THE tourism and hospitality industry may experience a prolonged manpower shortage despite the country having entered endemicity. 

During the pandemic, thousands of workers left the sector due to the lockdown, leaving the industry critically in a shortage of manpower, especially since it requires labour-intensive services.

Malaysia Tourism Council president Uzaidi Udanis foresees this shortage to remain critical due to the lack of new talents.

“Universities are having challenges enrolling new students into tourism and hospitality courses as parents may not be keen to send their children to pursue a fragile industry,” he told The Malaysian Reserve (TMR) recently.

While acknowledging that the Tourism, Arts and Culture Ministry (Motac) has been encouraging more students and fresh graduates to join the tourism sector in job fairs, Uzaidi said it would be a strenuous task as the tourism industry has just recently opened up.
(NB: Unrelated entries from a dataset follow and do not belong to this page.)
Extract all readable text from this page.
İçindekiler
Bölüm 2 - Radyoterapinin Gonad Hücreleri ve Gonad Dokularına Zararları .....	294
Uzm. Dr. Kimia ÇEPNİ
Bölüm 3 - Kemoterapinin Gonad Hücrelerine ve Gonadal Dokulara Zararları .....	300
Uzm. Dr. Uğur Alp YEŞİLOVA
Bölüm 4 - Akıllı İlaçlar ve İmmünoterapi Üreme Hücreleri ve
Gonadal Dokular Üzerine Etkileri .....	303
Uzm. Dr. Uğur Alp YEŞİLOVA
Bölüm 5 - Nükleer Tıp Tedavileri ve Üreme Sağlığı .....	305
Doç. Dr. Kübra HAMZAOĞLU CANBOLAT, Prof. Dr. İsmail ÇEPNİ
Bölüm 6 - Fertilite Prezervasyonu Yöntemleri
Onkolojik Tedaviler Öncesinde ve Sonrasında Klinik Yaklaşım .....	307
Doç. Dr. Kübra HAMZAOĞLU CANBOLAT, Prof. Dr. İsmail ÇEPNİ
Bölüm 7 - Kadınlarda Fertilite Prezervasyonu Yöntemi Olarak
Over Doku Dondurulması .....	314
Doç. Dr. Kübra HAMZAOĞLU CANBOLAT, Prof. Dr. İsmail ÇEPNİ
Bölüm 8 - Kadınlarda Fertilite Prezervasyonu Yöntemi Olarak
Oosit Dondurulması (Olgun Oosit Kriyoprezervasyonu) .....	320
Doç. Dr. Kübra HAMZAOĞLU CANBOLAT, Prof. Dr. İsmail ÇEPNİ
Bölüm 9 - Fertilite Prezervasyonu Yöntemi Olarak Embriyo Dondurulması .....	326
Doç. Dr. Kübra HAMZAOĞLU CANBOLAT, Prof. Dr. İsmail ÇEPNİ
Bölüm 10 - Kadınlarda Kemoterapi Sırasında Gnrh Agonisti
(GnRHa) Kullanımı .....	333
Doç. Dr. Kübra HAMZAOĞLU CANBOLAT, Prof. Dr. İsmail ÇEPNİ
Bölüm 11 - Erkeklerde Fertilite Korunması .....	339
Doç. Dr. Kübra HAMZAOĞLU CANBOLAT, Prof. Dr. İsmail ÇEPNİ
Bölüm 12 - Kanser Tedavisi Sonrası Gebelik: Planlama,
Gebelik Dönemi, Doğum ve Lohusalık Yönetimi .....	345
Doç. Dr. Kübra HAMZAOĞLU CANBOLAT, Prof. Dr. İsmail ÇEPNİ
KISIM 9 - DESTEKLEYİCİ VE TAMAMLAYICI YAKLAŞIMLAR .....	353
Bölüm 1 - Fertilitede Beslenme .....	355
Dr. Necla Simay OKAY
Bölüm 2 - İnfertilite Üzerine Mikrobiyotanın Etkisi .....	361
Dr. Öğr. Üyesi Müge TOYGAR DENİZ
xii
Uzaidi, who is also the president of the Malaysia Inbound Travel Association, said industry players are currently coming up with several steps to minimise the challenges, which he hopes could be presented to Motac soon.

“One of the steps is to have an exchange student programme with neighbouring countries.

“We also want to encourage interstate internship. For example, students in Kedah to work in other states like Selangor or Kelantan to give them better perspectives,” he noted.

Meanwhile, for hoteliers, Malaysian Association of Hotels president Christina Toh said multi-skilled workers are needed to tackle the labour shortage.

“We are still suffering and for the time being, we have to offer part-time jobs and overtime.

“We even have staff from management to support operations. So, we multi-skill and upskill our people,” Toh told TMR.

According to her, hotels are mostly looking to fill the positions for the 3D (dangerous, dirty and difficult) jobs which are unlikely to attract locals.

“Among 3D jobs high on the list in the hotel industry include housekeeping, room attendants and stewarding,” she said.

She shared Uzaidi’s sentiments that the labour shortage in this sector is likely to continue, especially on the back of tight supply chains and global inflation.

“It will take some time for the industry to have normal staffing and employment, at least for another year or so,” she added.

Recently, Motac minister Datuk Seri Nancy Shukri said a total of 34,000 foreign workers have been approved to enter the tourism industry between 2022 and 2024.

Meanwhile, Malaysian Aviation Commission executive chairman Datuk Seri Saripuddin Kasim expected that airlines will also take time to fill the vacancies as some are in the process of rehiring their retrenched staff.

“We believe by year-end, our industry players will be back in full capacity,” Saripuddin said in a press conference recently.